Stream in Placer County, California, USA

Dry Creek (formerly called Linda Creek) is a 15 mi long stream in Placer County, California, tributary to the Sacramento River via Steelhead Creek. Its watershed lies within the Sacramento Valley. Because suburban development borders much of its length, the stream is noted for its capacity to cause local flooding and as a recreational attraction.

==Route==

===Placer County===
The Dry Creek watershed headwaters are in western Placer County, in the foothills of Sierra Nevada. A number of smaller streams meet in Roseville, and the combined stream is called Dry Creek starting from the confluence of Antelope Creek and Miners Ravine. Dry Creek flows first southwest through Royer Park in downtown Roseville. Then it meets Cirby Creek and continues west across a Union Pacific railyard, past a City of Roseville wastewater treatment plant, into unincorporated Placer County, and then southwest again toward Sacramento.

===Sacramento County===
After crossing into Sacramento County, Dry Creek flows south-southwest between Gibson Ranch County Park (to the west) and the city of Antelope (to the east). Then it flows southwest through the community of Rio Linda, mostly split into two parallel branches that enclose a long narrow strip of land called Cherry Island. Finally, Dry Creek enters the City of Sacramento northwest of Robla, flows west-southwest (forming a small delta) and merges with Steelhead Creek (Natomas East Main Drainage Canal).
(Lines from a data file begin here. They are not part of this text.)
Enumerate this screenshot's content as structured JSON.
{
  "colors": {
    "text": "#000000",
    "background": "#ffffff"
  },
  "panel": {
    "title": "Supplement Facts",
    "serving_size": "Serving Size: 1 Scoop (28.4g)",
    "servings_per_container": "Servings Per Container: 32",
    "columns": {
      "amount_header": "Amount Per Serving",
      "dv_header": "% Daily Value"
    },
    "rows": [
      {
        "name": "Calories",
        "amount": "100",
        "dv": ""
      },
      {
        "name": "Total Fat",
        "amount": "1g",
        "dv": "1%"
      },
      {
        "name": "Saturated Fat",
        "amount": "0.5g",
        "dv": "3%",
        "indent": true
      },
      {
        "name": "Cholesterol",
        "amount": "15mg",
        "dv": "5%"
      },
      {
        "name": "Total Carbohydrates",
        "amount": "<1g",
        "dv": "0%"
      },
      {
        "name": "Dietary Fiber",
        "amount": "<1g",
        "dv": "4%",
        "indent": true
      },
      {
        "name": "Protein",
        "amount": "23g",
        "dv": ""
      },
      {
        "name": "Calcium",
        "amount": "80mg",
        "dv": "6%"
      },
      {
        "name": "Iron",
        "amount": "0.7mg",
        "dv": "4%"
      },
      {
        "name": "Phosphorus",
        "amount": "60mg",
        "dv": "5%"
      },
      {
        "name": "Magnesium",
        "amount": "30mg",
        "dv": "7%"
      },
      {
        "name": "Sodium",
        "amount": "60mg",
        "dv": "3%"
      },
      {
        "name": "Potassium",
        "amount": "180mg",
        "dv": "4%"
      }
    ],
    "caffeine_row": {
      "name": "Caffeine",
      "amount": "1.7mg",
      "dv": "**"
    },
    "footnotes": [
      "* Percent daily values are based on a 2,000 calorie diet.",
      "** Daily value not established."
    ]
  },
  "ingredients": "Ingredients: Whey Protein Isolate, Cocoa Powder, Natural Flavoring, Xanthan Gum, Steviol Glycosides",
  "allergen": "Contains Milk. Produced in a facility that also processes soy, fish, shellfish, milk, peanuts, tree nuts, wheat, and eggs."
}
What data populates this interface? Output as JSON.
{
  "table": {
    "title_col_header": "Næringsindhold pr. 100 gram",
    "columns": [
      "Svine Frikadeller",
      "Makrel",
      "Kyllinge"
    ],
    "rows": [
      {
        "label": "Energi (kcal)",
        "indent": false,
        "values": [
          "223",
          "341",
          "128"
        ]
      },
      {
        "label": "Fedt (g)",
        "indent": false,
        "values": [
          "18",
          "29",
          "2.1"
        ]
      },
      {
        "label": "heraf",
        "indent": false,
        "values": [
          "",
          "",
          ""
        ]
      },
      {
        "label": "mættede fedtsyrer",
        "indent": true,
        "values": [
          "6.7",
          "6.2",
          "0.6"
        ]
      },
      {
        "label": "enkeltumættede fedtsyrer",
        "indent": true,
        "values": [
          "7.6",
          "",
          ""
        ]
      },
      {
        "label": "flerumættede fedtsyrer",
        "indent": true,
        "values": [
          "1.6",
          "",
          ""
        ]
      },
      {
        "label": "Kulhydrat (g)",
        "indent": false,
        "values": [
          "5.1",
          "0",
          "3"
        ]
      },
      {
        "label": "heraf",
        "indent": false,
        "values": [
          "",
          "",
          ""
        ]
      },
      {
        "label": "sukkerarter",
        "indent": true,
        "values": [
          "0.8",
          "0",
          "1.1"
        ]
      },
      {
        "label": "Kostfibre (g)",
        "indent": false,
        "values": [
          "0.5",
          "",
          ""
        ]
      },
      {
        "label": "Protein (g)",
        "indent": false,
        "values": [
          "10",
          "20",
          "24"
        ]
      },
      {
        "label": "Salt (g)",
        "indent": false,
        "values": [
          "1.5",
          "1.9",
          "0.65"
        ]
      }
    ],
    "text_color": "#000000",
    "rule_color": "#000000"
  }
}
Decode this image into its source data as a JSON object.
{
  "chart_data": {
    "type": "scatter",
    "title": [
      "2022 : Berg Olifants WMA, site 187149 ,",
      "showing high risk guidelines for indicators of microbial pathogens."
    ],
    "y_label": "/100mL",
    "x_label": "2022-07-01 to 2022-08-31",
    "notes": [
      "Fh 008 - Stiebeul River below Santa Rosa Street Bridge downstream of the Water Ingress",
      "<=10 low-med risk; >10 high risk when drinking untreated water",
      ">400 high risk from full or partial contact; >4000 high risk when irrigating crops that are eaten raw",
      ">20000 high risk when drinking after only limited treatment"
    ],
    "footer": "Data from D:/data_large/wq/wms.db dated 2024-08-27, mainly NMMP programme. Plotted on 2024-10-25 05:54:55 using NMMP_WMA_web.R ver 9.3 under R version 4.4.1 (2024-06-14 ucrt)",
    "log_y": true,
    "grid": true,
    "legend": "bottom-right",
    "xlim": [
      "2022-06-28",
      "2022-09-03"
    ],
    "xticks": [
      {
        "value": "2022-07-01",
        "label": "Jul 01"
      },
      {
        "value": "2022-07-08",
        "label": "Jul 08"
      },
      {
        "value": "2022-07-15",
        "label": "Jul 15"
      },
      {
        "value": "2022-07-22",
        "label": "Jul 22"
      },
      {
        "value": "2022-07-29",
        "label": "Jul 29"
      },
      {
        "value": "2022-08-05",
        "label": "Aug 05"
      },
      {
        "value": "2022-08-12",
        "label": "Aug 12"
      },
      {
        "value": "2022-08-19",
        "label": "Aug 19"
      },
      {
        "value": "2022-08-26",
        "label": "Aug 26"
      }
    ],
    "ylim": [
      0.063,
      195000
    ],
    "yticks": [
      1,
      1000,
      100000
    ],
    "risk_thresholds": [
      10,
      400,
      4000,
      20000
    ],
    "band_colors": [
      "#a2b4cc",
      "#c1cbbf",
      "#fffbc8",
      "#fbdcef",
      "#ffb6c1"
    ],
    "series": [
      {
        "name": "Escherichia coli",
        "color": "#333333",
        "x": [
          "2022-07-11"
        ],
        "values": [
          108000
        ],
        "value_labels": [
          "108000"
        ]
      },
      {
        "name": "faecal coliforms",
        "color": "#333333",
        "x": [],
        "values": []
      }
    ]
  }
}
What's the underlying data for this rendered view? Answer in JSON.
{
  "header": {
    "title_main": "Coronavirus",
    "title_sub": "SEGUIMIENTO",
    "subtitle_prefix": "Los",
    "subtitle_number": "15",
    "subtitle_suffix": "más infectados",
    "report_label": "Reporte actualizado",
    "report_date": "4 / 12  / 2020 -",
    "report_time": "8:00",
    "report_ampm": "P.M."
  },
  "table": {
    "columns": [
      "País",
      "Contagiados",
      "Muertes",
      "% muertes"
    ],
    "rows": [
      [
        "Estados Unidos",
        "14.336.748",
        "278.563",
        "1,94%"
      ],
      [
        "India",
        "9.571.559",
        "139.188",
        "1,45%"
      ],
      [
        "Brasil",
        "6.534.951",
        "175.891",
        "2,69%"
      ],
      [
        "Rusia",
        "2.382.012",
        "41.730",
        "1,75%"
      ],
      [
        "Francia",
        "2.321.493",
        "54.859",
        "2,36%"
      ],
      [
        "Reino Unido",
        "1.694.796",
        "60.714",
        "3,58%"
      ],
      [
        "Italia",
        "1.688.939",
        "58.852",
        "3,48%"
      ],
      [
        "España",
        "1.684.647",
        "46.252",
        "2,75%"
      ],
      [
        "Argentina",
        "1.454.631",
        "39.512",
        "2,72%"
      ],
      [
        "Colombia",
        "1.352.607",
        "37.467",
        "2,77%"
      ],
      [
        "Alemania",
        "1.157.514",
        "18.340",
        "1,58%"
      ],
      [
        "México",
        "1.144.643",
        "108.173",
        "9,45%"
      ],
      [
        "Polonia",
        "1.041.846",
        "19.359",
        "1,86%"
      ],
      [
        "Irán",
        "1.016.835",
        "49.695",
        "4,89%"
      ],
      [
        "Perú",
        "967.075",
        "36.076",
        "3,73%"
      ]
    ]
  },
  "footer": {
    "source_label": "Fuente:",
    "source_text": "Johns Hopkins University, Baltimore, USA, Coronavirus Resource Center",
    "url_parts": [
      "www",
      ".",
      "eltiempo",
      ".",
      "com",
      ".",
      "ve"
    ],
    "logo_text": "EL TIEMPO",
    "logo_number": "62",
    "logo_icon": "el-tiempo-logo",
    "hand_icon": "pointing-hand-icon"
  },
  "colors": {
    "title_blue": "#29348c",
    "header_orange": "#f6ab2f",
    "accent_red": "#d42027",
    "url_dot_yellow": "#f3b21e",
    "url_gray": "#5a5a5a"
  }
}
Steelhead Creek flows south into Discovery Park in American River Parkway and then west (parallel with American River) into Sacramento River.

===Tributaries===
Dry Creek tributaries include:

- Antelope Creek
  - Clover Valley Creek
- Miners Ravine
  - Secret Ravine
    - Boardman Canal
    - Sucker Ravine
  - False Ravine
  - Whites Ravine
- Cirby Creek
  - Linda Creek
    - Strap Ravine
    - Swan Stream
- Goat Creek ( Sierra Creek)

==Environmental conditions in the Roseville area==
Historically Dry Creek and its tributaries have supported anadromous fish.
In the Dry Creek watershed four insecticides (DDT, aldrin, heptachlor, and dieldrin, were used extensively for soil insect control between 1945 and 1965; certain residues of these chemical persist in upper soils of some of the upper Dry Creek watershed. In addition there have been instances of subsurface fuel releases.